Dans son analyse, l’euro apparaît comme la réponse coordonnée des Etats membres à la volatilité des monnaies nationales qui constituent un frein aux investissements dans les autres Etats membres et au commerce international. En supprimant à la fois les coûts liés aux transactions de change et en mettant fin aux réajustements monétaires, l’euro a facilité l’échange des biens et des services au sein du marché unique et a mis fin au chaos qui régnait lorsqu’un pays a décidé unilatéralement de réévaluer ou de dévaluer sa monnaie nationale.

Dans un monde globalisé et marqué par l’interdépendance croissante des économies, l’euro est aussi une exigence politique. "L’Europe se fera par l’euro", a dit Jean-Claude Juncker en faisant allusion à la vision de Pierre Werner qui pensait déjà à l’époque "que la monnaie est le moteur de l’intégration européenne". Or, "qui ne maîtrise sa monnaie ne peut prétendre pourvoir au chapitre planétaire", a mis en garde Jean-Claude Juncker qui estime que nous ne pouvons vivre dans une zone intégrée où subsistent des politiques déloyales de concurrence.

Parmi les avantages de l’euro, Jean-Claude Juncker a également cité les vertus protectrices de l’euro qui nous ont mis à l’abri de bouleversements plus profonds lors de la récente crise financière mondiale. "Sans Union économique et financière, l’Europe n’aurait pas pu développer des mécanismes de défense qu’elle a déployés aujourd’hui pour juguler la crise", a-t-il rappelé.

Les failles de l’euro

Quant aux failles de l’Union économique et monétaire, Jean Claude Juncker a cité la querelle non résolue entre ceux qui donnent la priorité à l’union monétaire et ceux qui privilégient l’union économique et qui a constitué un frein à l'intégration et l'approfondisement de l'Union européenne.

Il a regretté qu’il n’y ait toujours pas de consensus entre les gouvernements des Etats membres sur le besoin de renforcer la coordination des politiques économiques.
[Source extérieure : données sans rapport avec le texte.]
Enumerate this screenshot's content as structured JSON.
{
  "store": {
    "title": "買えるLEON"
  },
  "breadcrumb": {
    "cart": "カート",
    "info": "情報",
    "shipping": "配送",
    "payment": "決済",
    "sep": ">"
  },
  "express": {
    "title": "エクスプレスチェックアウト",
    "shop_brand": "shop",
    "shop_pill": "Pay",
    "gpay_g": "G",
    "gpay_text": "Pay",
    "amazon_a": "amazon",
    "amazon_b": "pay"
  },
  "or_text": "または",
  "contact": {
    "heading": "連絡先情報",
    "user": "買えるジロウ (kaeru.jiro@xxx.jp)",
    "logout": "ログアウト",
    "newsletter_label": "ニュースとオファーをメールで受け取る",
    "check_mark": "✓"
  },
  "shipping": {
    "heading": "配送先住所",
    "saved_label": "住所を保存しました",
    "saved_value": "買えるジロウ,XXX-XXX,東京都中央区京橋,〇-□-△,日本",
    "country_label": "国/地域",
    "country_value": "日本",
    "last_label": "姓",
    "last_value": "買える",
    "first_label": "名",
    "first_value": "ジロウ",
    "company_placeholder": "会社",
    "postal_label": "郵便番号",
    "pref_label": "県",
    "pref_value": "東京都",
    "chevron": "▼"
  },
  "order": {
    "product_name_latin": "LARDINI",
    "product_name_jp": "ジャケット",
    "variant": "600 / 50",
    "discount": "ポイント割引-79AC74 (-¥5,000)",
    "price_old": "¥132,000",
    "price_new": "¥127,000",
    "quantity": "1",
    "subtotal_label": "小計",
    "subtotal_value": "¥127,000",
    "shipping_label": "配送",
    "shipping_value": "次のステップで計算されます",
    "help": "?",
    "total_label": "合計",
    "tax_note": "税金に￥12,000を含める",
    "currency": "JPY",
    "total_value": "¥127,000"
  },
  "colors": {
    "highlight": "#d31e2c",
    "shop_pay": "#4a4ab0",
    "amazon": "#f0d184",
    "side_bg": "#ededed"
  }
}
En rappelant que Pierre Werner prônait déjà une harmonisation fiscale, Jean-Claude Juncker a constaté que les débats, 40 ans après l’introduction de la monnaie unique européenne, sont restés les mêmes.

La compétitivité est, selon le chef de file de l’Eurogroupe, le principal problème auquel l’Union européenne est confrontée. Pour étayer sa thèse, il s’est appuyé sur l’écart de compétitivité avec les Etats-Unis qui ne cesse de se creuser dans un contexte marqué par l’émergence d’autres puissances de l’Asie du Sud-est. "Le potentiel de croissance de l’Europe est insuffisant pour supporter les charges du vieillissement démographique", a-t-il mis en garde en appelant de ses vœux des réformes structurelles.

La zone euro doit également faire face à des problèmes de déséquilibres globaux. Il a également relevé les écarts de compétitivité qui subsistent au sein de la zone euro et qui touchent aux fondements des stratégies macroéconomiques des Etats membres.

Jean-Claude Juncker a regretté le flou sémantique qui entoure la notion "de gouvernance économique" au sein de l’Eurogroupe. Jean-Claude Juncker a finalement insisté sur la nécessité d’une bonne coordination des politiques budgétaires, le meilleur rempart contre les politiques déloyales. Il a, par ailleurs, prôné le renforcement du volet préventif du pacte de stabilité et de croissance et a souligné le besoin de se mettre d’accord sur le rythme de sortie de la crise qui "doit être sage et réfléchi" tout en évitant de compromettre l’amorce de la reprise.